His mirrored sunglasses turned to her, reflected headlights winking miraculously. “Don’t mind that,” he said. “Unless you’d rather go.”
She felt physically sick at the suggestion, her stomach rolling, a wooziness in her temples. She shook her head once.
“Good.”
He laid his head on her shoulder and she put her hand on his cheek and they sat together in electric silence while the limousine slithered up the tipsy streets home.

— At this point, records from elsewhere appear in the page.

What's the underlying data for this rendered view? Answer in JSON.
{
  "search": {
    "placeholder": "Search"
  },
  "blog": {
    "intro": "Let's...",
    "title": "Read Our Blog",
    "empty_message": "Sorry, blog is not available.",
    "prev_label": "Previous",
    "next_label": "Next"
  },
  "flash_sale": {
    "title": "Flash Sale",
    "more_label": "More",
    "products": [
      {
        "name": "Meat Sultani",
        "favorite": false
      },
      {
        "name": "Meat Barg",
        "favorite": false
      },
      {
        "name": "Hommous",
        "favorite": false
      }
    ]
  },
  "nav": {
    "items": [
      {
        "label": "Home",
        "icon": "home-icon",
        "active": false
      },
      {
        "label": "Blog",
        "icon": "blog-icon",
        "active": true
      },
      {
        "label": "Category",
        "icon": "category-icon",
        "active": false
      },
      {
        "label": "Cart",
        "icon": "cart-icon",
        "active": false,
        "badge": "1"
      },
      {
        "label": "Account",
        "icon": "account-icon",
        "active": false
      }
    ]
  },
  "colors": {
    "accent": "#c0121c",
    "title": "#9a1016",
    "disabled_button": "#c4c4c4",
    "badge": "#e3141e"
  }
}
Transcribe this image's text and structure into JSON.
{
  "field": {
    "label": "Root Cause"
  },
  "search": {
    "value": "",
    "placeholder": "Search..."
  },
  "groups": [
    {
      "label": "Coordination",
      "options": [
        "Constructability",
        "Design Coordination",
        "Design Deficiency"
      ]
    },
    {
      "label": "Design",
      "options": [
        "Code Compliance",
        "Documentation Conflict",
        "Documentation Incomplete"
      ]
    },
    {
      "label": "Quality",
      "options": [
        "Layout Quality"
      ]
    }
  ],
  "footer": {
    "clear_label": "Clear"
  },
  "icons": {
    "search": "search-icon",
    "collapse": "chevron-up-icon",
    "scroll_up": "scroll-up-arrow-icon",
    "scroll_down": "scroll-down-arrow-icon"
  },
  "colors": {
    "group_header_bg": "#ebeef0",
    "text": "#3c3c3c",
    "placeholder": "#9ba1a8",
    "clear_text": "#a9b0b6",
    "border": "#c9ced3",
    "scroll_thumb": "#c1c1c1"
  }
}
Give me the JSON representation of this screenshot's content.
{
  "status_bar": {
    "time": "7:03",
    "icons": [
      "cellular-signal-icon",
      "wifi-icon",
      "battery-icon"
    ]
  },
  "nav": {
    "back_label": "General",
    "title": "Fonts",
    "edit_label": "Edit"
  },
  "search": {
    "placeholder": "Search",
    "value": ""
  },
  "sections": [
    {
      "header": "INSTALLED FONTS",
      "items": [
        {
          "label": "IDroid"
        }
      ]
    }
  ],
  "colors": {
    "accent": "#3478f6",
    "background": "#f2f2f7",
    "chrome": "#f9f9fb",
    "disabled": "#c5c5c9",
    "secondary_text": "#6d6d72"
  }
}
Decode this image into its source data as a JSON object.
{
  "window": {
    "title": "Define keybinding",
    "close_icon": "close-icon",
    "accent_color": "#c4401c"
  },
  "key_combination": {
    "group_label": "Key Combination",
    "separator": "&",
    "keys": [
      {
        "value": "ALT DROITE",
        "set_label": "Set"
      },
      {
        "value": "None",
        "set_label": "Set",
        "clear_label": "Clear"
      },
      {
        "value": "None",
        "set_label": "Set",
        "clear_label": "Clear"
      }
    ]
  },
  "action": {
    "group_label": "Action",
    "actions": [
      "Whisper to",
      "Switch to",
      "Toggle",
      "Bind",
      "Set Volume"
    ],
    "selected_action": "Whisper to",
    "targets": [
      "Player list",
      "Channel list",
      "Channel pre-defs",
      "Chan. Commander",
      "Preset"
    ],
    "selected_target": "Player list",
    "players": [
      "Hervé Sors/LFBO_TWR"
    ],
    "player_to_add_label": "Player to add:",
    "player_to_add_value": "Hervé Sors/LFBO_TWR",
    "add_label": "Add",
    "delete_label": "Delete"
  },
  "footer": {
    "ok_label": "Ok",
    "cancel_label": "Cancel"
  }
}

Following Marat’s advice, the Van Twinkle mayoral campaign went negative after Joel Lumpkin’s first television ads aired. They put together an initiative based on the weirdest Joel Lu
mpkin photo they could dig up—on a farm spanking a goat in its pen, his lone venture into agriculture an uproarious bust—plus bullet points:
• Registered Republican
• Lives in San Francisco three months a year
• No political experience
• Made his fortune exploiting veterans
• Only publicly announced position: moving poor people out of San Francisco
The campaign rolled out on a dull July afternoon; within hours it was bursting through the blogosphere, radio talk show hosts screamed warfare, they even made the crawl on CNN. When Marat arrived at work the next morning, Joel Lumpkin was sitting in his chair, chewing on a bagel.
“What is this?” Joel held up the Chronicle, LUMPKIN LAMBASTED stenciled across the front page.
“Smart move,” Marat said. “Gotta hand it to them.”
“Did you know about this?” Joel retorted.
“No,” Marat replied automatically, slipping into his hard army face, facts and data only.
Joel’s jaw reset, eyes jerking in circles, indicating that he was well past enraged and pushing psychotic. “I want to triple our media buy. And we’re going to do a new ad, something meaner.”
“Hang on,” Marat cautioned. “Don’t stoop to her level.”
Joel folded the newspaper into a taut rectangle and flung it at the window. “Tried that. Not working.”
“It will,” Marat said, his voice cold, omniscient truth.
Joel pounded Marat’s keyboard with both hands. “Then it’s on you, adman. Put together something that’ll work.” He tossed his bagel in the garbage. “Another thing: since your mom quit, something’s wrong with the bagels. They’re not New York; they’re shit.”